The efficacy of deep hypothermic circulatory arrest (DHCA) on preserving neurocognitive function is uncertain.  This study compared 29 pts undergoing aortic surgery with DHCA to 33 who did not require DHCA.  Cognitive scores preop and postop were similar for both groups. A similar number of pts (11 vs 13) experienced neurocognitive deficits postoperatively, including a decline in types of memory function.  Time under DHCA was not associated with the incidence of neurocognitive deficits.  Overall, cardiac surgery caused some problems with memory.  DHCA, when required, preserved neurocognitive function. 

Source: Annals of Thoracic Surgery
Author(s): Damien J. LaPar, Ivan K. Crosby, Irving L. Kron, John A. Kern, Edwin Fonner, Jeffrey B. Rich, Alan M. Speir, Gorav Ailawadi

In the US, preoperative beta-blockade is a hospital quality metric that must be addressed at the time of each operation.  This study reviewed STS Database data for isolated CABG in nearly 44,000 pts.  After risk adjustment, beta-blockade had no effect on mortality, morbidity, or hospital resource utilization.  The authors suggest that beta-blockade is not a useful quality metric for CABG. 

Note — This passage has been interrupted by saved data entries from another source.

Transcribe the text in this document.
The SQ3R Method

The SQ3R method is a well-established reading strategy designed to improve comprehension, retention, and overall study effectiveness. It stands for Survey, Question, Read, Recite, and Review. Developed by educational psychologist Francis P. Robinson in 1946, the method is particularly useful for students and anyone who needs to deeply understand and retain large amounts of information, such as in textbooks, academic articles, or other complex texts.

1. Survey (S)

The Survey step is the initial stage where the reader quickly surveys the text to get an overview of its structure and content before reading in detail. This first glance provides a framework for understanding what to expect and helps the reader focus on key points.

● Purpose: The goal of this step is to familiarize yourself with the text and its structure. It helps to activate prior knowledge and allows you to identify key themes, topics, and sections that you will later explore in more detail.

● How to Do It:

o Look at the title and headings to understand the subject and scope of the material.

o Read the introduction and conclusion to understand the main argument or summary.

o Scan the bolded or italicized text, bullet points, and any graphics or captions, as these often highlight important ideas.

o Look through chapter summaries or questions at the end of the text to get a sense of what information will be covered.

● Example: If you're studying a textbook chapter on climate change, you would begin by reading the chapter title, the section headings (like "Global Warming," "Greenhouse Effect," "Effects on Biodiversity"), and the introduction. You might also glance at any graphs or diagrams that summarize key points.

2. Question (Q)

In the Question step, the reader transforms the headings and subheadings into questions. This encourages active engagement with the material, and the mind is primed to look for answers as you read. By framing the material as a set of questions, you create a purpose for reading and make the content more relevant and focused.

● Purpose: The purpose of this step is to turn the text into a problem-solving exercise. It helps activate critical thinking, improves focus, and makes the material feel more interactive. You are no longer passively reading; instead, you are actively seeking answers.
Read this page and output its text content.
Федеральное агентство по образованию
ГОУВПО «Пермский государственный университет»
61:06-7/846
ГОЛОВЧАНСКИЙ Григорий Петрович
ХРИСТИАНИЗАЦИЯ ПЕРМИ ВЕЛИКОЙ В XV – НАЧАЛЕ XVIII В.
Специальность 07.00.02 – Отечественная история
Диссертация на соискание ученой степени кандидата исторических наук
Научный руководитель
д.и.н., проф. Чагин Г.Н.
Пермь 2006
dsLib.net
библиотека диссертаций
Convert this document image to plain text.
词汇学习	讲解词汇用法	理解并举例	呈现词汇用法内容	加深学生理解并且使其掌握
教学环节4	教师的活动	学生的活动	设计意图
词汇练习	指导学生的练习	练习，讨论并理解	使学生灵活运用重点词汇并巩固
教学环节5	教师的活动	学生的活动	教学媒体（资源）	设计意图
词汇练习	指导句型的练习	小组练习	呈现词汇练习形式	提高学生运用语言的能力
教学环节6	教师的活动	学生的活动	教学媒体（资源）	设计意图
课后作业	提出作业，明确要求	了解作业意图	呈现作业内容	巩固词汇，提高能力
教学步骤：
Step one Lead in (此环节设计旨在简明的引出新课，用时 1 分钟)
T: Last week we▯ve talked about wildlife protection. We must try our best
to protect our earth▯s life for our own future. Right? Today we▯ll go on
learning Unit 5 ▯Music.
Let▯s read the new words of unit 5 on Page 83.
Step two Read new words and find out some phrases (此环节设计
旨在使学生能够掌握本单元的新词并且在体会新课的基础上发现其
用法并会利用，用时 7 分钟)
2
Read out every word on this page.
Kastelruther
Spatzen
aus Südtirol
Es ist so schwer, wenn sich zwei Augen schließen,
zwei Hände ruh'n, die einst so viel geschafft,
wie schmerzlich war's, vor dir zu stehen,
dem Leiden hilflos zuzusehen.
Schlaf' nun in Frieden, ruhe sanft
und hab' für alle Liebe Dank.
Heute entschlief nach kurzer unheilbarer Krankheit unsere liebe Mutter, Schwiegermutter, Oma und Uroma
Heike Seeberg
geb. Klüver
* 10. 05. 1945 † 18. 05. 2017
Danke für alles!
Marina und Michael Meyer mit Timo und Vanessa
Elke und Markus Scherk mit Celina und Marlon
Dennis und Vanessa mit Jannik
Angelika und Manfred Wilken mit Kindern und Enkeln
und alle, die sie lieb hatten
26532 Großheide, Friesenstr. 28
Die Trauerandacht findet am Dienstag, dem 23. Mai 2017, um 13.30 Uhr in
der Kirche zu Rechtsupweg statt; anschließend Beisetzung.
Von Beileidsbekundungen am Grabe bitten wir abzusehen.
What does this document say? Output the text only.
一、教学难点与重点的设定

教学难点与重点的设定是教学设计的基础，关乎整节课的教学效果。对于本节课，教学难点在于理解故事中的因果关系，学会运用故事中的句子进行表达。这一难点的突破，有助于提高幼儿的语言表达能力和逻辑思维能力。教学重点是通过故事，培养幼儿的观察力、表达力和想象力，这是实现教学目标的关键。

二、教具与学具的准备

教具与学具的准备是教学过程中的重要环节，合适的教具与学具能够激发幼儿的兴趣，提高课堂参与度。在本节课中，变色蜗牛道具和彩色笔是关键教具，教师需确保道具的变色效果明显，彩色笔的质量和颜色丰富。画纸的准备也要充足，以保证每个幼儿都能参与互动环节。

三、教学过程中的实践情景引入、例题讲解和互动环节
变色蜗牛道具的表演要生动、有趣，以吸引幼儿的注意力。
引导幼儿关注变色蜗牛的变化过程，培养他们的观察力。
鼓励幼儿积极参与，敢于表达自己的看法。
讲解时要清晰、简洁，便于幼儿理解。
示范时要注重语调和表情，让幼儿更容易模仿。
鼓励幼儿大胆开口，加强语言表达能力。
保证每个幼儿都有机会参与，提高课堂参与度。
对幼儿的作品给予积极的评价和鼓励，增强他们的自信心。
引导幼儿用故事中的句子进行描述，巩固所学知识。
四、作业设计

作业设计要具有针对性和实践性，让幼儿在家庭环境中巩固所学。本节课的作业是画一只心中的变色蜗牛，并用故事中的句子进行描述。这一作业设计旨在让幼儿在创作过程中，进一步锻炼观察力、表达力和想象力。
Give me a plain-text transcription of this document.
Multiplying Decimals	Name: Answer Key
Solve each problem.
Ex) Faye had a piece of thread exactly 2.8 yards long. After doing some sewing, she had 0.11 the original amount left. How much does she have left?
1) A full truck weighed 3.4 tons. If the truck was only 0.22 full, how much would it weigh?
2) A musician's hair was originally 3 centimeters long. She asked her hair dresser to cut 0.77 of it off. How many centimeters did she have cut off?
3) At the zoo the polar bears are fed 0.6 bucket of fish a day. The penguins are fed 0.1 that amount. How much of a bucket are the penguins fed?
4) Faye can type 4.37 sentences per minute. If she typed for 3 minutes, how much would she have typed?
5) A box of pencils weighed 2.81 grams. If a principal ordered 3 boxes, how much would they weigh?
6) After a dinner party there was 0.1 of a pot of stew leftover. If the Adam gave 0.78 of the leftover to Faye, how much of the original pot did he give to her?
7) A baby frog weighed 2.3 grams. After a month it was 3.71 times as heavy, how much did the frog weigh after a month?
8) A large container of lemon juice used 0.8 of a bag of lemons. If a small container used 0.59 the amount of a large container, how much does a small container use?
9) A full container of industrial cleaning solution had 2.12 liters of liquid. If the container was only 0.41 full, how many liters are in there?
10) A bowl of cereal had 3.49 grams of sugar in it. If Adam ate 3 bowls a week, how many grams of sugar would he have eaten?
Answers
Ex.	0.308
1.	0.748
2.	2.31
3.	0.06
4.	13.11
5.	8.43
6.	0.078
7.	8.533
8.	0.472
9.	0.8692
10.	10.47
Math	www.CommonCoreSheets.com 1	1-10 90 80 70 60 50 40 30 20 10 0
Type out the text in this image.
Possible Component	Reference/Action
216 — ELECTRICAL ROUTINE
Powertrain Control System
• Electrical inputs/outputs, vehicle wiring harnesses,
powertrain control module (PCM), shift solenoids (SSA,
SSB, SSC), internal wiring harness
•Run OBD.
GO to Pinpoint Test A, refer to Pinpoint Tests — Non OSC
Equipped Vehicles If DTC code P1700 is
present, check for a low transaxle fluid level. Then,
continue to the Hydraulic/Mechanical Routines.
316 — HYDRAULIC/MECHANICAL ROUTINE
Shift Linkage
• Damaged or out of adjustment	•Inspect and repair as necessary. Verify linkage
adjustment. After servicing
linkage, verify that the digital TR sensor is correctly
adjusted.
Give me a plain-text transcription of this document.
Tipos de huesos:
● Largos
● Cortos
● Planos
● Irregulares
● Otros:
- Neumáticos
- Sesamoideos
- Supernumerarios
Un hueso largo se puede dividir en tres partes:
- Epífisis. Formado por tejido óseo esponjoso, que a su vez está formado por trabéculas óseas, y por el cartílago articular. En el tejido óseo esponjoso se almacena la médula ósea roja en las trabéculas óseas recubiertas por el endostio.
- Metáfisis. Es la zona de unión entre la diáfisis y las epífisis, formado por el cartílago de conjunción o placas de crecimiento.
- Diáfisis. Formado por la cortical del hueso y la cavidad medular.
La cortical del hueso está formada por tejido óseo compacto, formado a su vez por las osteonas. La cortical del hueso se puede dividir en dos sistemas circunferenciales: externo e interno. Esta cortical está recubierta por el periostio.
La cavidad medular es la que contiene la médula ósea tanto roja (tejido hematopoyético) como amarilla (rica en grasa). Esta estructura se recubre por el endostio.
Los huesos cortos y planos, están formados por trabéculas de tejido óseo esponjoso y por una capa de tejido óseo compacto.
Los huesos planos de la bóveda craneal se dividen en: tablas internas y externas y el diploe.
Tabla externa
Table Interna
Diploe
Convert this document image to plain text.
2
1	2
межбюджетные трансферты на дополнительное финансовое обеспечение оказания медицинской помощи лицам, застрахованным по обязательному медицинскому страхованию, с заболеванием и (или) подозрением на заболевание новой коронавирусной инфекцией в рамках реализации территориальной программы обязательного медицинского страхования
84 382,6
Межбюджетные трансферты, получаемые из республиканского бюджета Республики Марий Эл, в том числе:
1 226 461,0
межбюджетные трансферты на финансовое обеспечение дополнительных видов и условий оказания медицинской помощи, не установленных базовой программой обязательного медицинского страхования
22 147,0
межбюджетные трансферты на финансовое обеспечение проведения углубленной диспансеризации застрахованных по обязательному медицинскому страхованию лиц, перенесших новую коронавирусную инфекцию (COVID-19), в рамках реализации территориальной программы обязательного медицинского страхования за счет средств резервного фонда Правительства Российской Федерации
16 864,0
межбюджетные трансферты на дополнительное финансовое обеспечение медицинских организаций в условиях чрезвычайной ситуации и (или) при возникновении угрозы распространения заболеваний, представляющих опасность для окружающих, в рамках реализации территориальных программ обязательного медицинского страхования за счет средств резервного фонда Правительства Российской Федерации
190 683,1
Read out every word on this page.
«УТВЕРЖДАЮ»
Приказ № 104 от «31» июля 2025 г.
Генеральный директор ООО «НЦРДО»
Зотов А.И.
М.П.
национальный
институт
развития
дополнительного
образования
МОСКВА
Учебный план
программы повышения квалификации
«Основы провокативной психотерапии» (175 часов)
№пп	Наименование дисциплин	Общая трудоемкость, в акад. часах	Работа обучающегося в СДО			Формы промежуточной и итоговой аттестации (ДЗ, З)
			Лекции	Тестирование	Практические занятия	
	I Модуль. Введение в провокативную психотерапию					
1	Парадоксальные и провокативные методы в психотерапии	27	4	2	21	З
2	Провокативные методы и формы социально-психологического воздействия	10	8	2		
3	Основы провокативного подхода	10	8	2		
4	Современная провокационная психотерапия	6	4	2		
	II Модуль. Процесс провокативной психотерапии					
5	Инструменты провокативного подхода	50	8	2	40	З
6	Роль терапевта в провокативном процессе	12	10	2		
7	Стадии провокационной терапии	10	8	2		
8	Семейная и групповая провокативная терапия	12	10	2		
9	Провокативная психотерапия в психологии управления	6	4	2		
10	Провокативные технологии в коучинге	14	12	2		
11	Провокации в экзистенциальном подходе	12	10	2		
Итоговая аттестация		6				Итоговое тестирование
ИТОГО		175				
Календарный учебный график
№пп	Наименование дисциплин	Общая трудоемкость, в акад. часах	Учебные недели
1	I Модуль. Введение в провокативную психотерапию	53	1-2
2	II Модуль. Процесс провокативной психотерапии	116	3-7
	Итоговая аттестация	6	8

Source: Seminars in Thoracic and Cardiovascular Surgery
Author(s): GE Darling, NK Altorki, JD Luketich, MB Orringer

This article is a transcription of a roundtable discussion on surgical management of esophageal cancer involving recognized experts in the field.  Topics include conduit preparation, pyloric drainage, conduit preconditioning, postoperative reflux, the role of surgery in multimodality therapy, and the choice of incisions for esophagectomy.